We use threading to increase responsiveness of our application and to do multiple tasks simultaneously(typically IO and CPU bound tasks).

• Don't use Thread.Abort
  to terminate other threads. Calling Abort on another thread is akin to throwing an exception on that thread, without knowing what point that thread has reached in its processing.
• Don't use Thread.Suspend and Thread.Resume
  to synchronize the activities of multiple threads. Do use Mutex, ManualResetEvent, AutoResetEvent, and Monitor.
• Don't control the execution of worker threads from your main program (using events, for example).
  Instead, design your program so that worker threads are responsible for waiting until work is available, executing it, and notifying other parts of your program when finished. If your worker threads do not block, consider using thread pool threads. Monitor..::.PulseAll is useful in situations where worker threads block.
• Don't use types as lock objects.
  That is, avoid code such as lock(typeof(X)), or the use of Monitor..::.Enter with Type objects. For a given type, there is only one instance of System..::.Type per application domain. If the type you take a lock on is public, code other than your own can take locks on it, leading to deadlocks.

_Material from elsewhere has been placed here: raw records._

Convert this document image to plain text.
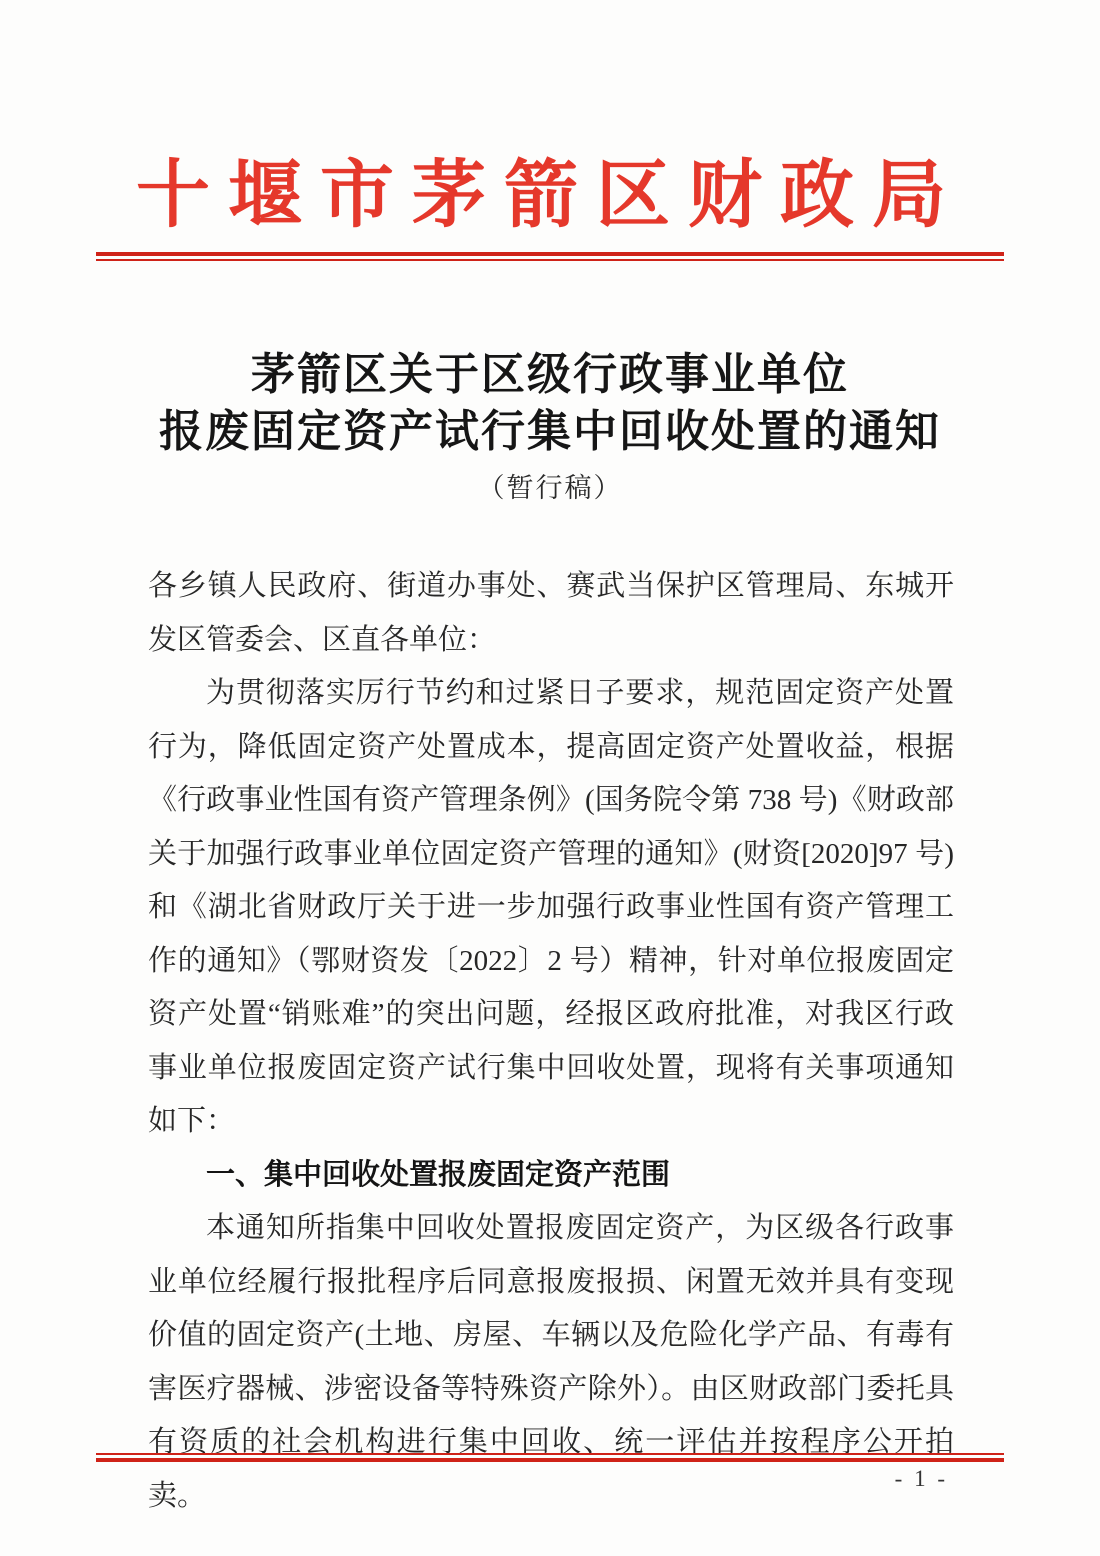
十堰市茅箭区财政局
茅箭区关于区级行政事业单位
报废固定资产试行集中回收处置的通知
（暂行稿）

各乡镇人民政府、街道办事处、赛武当保护区管理局、东城开发区管委会、区直各单位：

为贯彻落实厉行节约和过紧日子要求，规范固定资产处置行为，降低固定资产处置成本，提高固定资产处置收益，根据《行政事业性国有资产管理条例》(国务院令第 738 号)《财政部关于加强行政事业单位固定资产管理的通知》(财资[2020]97 号)和《湖北省财政厅关于进一步加强行政事业性国有资产管理工作的通知》（鄂财资发〔2022〕2 号）精神，针对单位报废固定资产处置“销账难”的突出问题，经报区政府批准，对我区行政事业单位报废固定资产试行集中回收处置，现将有关事项通知如下：

一、集中回收处置报废固定资产范围

本通知所指集中回收处置报废固定资产，为区级各行政事业单位经履行报批程序后同意报废报损、闲置无效并具有变现价值的固定资产(土地、房屋、车辆以及危险化学产品、有毒有害医疗器械、涉密设备等特殊资产除外）。由区财政部门委托具有资质的社会机构进行集中回收、统一评估并按程序公开拍卖。

- 1 -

• Use caution when locking on instances, for example lock(this) in C#. If other code in your application, external to the type, takes a lock on the object, deadlocks could occur.
• Do ensure that a thread that has entered a monitor always leaves that monitor, even if an exception occurs while the thread is in the monitor. The C# lock statement provide this behavior automatically, employing a finally block to ensure that Monitor..::.Exit is called. If you cannot ensure that Exit will be called, consider changing your design to use Mutex. A mutex is automatically released when the thread that currently owns it terminates.
• Do use multiple threads for tasks that require different resources, and avoid assigning multiple threads to a single resource. For example, any task involving I/O benefits from having its own thread, because that thread will block during I/O operations and thus allow other threads to execute. User input is another resource that benefits from a dedicated thread. On a single-processor computer, a task that involves intensive computation coexists with user input and with tasks that involve I/O, but multiple computation-intensive tasks contend with each other.
• Consider using methods of the Interlocked class for simple state changes,
  instead of using the lock statement. The lock statement is a good general-purpose tool, but the Interlocked class provides better performance for updates that must be atomic. Internally, it executes a single lock prefix if there is no contention. In code reviews, watch for code like that shown in the following examples.
• Avoid the need for synchronization, if possible.
  This is especially true for heavily used code. For example, an algorithm might be adjusted to tolerate a race condition rather than eliminate it. Unnecessary synchronization decreases performance and creates the possibility of deadlocks and race conditions.
• Make static data thread safe by default.
• Do not make instance data thread safe by default.
  Adding locks to create thread-safe code decreases performance, increases lock contention, and creates the possibility for deadlocks to occur. In common application models, only one thread at a time executes user code, which minimizes the need for thread safety. For this reason, the .NET Framework class libraries are not thread safe by default.
• Avoid providing static methods that alter static state.
  In common server scenarios, static state is shared across requests, which means multiple threads can execute that code at the same time. This opens up the possibility of threading bugs. Consider using a design pattern that encapsulates data into instances that are not shared across requests. Furthermore, if static data are synchronized, calls between static methods that alter state can result in deadlocks or redundant synchronization, adversely affecting performance.